In some situation, the data format defined in the data source doesn’t match the case class defined in our project, and we want to hide the conversion detail (which may be irrelevant to the business logic). We can achieve this by using the SparkRepositoryAdapter. and DatasetConverter

Example

Imagine our datasource has a format that match the following case class:

case class DataSourceFormat(col1: String, col2: Int, col3: String)

// col1, col2, col3
//   r1,    1, r1-1
//   r2,    2, r1-2

The column col3 is not necessary (as it’s only a concatenation of col1 and col2, we can ignore it and use this case class in out project:

case class ProjectFormat(col1: String, col2: Int)
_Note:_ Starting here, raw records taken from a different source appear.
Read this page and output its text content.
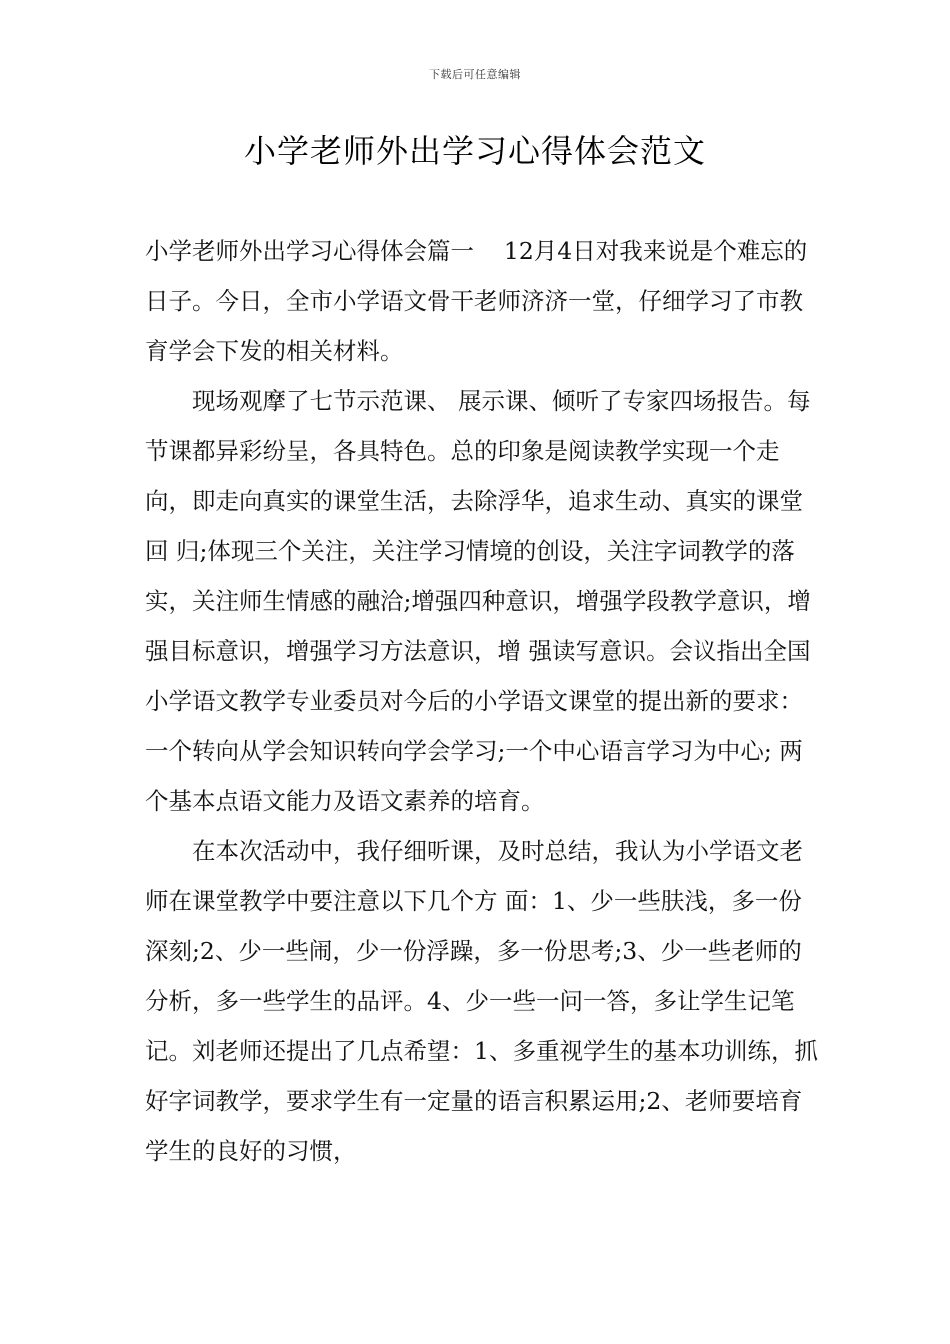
下载后可任意编辑
小学老师外出学习心得体会范文

小学老师外出学习心得体会篇一    12月4日对我来说是个难忘的日子。今日，全市小学语文骨干老师济济一堂，仔细学习了市教育学会下发的相关材料。

现场观摩了七节示范课、 展示课、倾听了专家四场报告。每节课都异彩纷呈，各具特色。总的印象是阅读教学实现一个走向，即走向真实的课堂生活，去除浮华，追求生动、真实的课堂回 归;体现三个关注，关注学习情境的创设，关注字词教学的落实，关注师生情感的融洽;增强四种意识，增强学段教学意识，增强目标意识，增强学习方法意识，增 强读写意识。会议指出全国小学语文教学专业委员对今后的小学语文课堂的提出新的要求：一个转向从学会知识转向学会学习;一个中心语言学习为中心; 两个基本点语文能力及语文素养的培育。

在本次活动中，我仔细听课，及时总结，我认为小学语文老师在课堂教学中要注意以下几个方 面：1、少一些肤浅，多一份深刻;2、少一些闹，少一份浮躁，多一份思考;3、少一些老师的分析，多一些学生的品评。4、少一些一问一答，多让学生记笔 记。刘老师还提出了几点希望：1、多重视学生的基本功训练，抓好字词教学，要求学生有一定量的语言积累运用;2、老师要培育学生的良好的习惯，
So the data conversions that we want to hide are:

Let’s implement our dataset converter:

import io.github.setl.storage.DatasetConverter

implicit val myConverter = new DatasetConverter[ProjectFormat, DataSourceFormat] {
  override def convertFrom(t2: Dataset[DataSourceFormat]): Dataset[ProjectFormat] = {
    t2.drop("col3")
      .as[ProjectFormat](ExpressionEncoder[ProjectFormat])
  }

  override def convertTo(t1: Dataset[ProjectFormat]): Dataset[DataSourceFormat] = {
    import org.apache.spark.sql.functions._

    t1.withColumn("col3", concat(col("col1"), lit("-"), col("col2")))
      .as[DataSourceFormat](ExpressionEncoder[DataSourceFormat])
  }
}

To use this converter:

import io.github.setl.storage.repository.ImplicitRepositoryAdapter._

// Supposed that we have a repository of type ProjectFormat.
// After the import, several new methods will be added to the SparkRepository
// For example: convertAndSave and findAllAndConvert
val projectFormatRepo = SparkRepository[ProjectFormat]

// This will convert a Dataset[ProjectFormat] to a Dataset[DataSourceFormat] and save it 
projectFormatRepo.convertAndSave(projectFormatDataset)

// This will load a Dataset[DataSourceFormat] and automatically convert it to a Dataset[ProjectFormat] 
val loaded = projectFormatRepo.findAllAndConvert()